Welcome to SeagrassSoundings Blog

Welcome to SeagrassSoundings Blog



SeagrassSoundings focuses on the work that scientists and managers are doing to protect, preserve, study, restore and monitor seagrass in Massachusetts and throughout New England.


Thursday, March 7, 2013

Mooring video, Salem Sound Under Water lecture series and more!


Greetings from the MarineFisheries eelgrass team!  Like many of you, much of our winter work involves crunching data from the previous field season and disseminating our findings in reports and public presentations. I recently gave a presentation as part of the “ Salem Sound Underwater” lecture series hosted by Salem Sound Coastwatch (http://www.salemsound.org/) The talk focused on eelgrass, why it is important and what we are doing to map, monitor and restore it to our coast. 

 The next presentation in the series will be "Saltmarshes Under Siege" by Robert Buchsbaum of the Mass Audubon Society,  March 27th, 7pm at the Marblehead Abbot Public Library.

We are always trying to find new ways to engage the public through presentations, pictures and videos.  Recently, we edited some of our field work videos to turn them into educational tools.  One example is our video of a dive on a traditional, block and chain, boat mooring. The footage, captured in July 2011, demonstrates divers monitoring a boat mooring located within a mooring field that overlaps an eelgrass meadow in Manchester-by-the-Sea. The chain from the traditional mooring system drags along the bottom, scouring the seafloor as it sweeps in and out with the waves. This was not a very windy day, but look at that chain bounce!
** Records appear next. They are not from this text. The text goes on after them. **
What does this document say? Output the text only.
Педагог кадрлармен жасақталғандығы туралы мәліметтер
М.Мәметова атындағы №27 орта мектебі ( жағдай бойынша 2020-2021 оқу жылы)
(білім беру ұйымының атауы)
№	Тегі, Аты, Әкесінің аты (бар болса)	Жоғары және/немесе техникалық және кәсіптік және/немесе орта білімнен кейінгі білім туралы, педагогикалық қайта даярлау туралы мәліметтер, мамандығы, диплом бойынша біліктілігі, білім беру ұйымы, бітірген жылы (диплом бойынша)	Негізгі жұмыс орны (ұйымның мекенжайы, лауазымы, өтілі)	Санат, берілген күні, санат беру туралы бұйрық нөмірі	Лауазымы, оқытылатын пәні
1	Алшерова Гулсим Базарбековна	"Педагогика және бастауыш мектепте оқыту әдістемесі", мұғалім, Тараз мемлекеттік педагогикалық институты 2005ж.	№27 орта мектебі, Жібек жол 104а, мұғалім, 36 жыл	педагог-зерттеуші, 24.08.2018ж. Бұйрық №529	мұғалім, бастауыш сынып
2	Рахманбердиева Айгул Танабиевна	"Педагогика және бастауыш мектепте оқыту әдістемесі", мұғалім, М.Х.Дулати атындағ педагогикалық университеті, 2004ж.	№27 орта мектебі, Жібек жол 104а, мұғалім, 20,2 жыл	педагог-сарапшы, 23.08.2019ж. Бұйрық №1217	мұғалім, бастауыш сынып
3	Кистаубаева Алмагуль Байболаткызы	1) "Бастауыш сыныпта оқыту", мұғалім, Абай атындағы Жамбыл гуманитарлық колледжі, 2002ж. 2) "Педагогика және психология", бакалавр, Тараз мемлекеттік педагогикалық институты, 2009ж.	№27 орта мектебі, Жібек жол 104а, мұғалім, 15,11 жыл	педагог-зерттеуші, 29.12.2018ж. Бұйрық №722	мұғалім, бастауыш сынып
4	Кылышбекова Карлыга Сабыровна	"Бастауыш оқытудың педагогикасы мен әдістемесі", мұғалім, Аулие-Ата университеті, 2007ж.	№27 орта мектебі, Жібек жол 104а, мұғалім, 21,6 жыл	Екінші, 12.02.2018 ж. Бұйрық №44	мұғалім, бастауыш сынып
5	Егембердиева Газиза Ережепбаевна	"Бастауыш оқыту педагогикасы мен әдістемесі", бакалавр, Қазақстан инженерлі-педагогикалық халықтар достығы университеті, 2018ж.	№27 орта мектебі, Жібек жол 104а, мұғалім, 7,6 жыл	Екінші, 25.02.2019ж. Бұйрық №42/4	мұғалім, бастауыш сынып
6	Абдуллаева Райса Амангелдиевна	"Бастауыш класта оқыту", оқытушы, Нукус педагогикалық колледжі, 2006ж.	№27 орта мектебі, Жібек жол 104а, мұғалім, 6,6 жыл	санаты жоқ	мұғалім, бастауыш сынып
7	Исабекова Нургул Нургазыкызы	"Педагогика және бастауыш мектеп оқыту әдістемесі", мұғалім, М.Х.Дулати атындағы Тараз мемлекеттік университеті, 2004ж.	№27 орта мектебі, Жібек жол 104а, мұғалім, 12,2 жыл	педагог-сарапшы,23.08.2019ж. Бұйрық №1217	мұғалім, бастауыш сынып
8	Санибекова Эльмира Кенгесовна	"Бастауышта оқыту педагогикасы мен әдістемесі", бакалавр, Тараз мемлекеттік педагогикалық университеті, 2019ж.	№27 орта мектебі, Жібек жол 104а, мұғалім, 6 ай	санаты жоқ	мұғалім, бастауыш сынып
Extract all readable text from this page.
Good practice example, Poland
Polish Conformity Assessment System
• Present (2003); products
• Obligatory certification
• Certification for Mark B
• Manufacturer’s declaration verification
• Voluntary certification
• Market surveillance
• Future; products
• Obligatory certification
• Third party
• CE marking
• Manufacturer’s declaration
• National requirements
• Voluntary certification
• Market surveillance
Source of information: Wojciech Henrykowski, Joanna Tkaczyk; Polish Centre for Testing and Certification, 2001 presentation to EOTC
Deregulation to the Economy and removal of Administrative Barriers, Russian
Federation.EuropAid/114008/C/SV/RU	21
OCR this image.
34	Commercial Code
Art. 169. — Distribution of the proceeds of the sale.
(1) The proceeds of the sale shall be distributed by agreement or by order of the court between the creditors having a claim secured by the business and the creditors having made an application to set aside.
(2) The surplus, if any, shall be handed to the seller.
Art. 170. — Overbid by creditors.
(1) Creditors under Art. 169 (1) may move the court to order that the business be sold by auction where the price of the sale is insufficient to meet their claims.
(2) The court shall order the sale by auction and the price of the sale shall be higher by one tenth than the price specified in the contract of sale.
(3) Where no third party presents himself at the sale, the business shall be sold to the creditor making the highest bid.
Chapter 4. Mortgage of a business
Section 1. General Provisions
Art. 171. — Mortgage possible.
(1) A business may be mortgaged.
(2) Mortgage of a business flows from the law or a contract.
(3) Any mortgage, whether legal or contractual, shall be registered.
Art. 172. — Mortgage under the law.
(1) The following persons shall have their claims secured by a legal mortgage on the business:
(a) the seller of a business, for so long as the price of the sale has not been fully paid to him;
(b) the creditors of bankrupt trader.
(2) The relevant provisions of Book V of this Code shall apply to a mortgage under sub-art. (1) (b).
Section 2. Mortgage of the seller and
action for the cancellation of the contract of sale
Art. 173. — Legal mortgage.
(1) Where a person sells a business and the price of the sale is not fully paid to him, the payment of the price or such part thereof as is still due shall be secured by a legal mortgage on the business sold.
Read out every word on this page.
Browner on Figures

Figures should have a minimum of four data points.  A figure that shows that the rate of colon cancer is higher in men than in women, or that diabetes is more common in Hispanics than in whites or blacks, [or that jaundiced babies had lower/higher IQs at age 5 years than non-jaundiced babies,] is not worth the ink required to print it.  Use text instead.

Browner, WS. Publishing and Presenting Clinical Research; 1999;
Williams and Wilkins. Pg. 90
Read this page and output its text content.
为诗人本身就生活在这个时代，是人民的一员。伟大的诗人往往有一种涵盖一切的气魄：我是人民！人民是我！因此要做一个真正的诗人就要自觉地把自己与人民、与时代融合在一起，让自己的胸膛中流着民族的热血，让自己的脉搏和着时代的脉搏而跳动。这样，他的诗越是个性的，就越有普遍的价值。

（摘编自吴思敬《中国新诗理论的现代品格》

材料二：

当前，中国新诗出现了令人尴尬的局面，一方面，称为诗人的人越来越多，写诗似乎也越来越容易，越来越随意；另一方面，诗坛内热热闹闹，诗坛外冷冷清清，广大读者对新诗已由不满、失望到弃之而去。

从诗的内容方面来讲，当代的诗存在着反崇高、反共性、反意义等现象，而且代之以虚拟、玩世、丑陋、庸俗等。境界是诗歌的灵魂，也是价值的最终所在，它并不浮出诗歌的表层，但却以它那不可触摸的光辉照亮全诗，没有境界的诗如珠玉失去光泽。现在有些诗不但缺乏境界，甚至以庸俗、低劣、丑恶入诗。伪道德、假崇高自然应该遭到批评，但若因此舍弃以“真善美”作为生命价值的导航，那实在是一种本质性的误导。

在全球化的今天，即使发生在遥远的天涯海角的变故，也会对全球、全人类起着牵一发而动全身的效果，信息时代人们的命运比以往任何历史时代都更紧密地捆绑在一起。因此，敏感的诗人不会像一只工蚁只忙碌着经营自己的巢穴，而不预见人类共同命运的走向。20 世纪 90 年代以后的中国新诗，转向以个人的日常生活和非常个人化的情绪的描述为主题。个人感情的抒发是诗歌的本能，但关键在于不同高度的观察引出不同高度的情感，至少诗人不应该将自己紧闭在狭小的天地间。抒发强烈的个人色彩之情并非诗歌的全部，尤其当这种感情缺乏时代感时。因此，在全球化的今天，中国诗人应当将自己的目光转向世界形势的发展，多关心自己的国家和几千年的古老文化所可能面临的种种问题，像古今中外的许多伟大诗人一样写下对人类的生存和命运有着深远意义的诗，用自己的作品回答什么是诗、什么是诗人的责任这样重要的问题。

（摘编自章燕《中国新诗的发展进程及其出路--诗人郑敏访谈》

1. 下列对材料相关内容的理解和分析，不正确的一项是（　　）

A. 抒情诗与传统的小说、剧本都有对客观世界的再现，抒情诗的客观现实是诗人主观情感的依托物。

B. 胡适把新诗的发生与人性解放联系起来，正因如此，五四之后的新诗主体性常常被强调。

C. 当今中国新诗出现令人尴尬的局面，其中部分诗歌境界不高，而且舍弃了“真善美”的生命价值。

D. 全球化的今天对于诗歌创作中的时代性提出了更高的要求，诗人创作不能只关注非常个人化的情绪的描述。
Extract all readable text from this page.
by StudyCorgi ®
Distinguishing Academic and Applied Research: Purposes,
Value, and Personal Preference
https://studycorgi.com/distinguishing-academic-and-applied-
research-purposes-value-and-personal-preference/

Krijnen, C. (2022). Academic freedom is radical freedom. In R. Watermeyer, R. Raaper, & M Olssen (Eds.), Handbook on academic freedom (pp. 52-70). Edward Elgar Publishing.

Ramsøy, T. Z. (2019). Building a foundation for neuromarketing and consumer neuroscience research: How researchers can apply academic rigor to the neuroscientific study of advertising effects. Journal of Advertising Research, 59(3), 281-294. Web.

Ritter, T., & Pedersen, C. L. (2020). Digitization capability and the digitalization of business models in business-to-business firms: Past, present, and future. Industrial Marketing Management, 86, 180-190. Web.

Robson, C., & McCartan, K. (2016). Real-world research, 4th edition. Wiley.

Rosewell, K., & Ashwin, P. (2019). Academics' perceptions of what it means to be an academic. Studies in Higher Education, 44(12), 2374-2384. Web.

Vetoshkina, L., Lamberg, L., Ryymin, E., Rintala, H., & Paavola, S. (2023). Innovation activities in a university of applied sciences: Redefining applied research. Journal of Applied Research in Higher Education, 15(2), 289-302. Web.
The Manchester mooring project was part of a collaboration with the Mass Bays Program and was funded by the Association of National Estuary Programs with a NOAA Community Based Restoration Partnership Grant.  The primary objective of the project was to restore eelgrass to denuded areas around traditional block and chain mooring systems.  Sixteen block and chain moorings were replaced with conservation mooring systems in existing eelgrass beds: eight in Manchester and eight in Provincetown.  Following replacement of the moorings, eelgrass was transplanted into a subset of the scars to determine if transplanting would facilitate the recovery of eelgrass.  Monitoring has been performed annually and is still underway.  For more information, refer to the project poster here: http://www.mass.gov/dfwele/dmf/programsandprojects/neers_mooring_poster.pdf

Looking forward to Spring and our upcoming field season!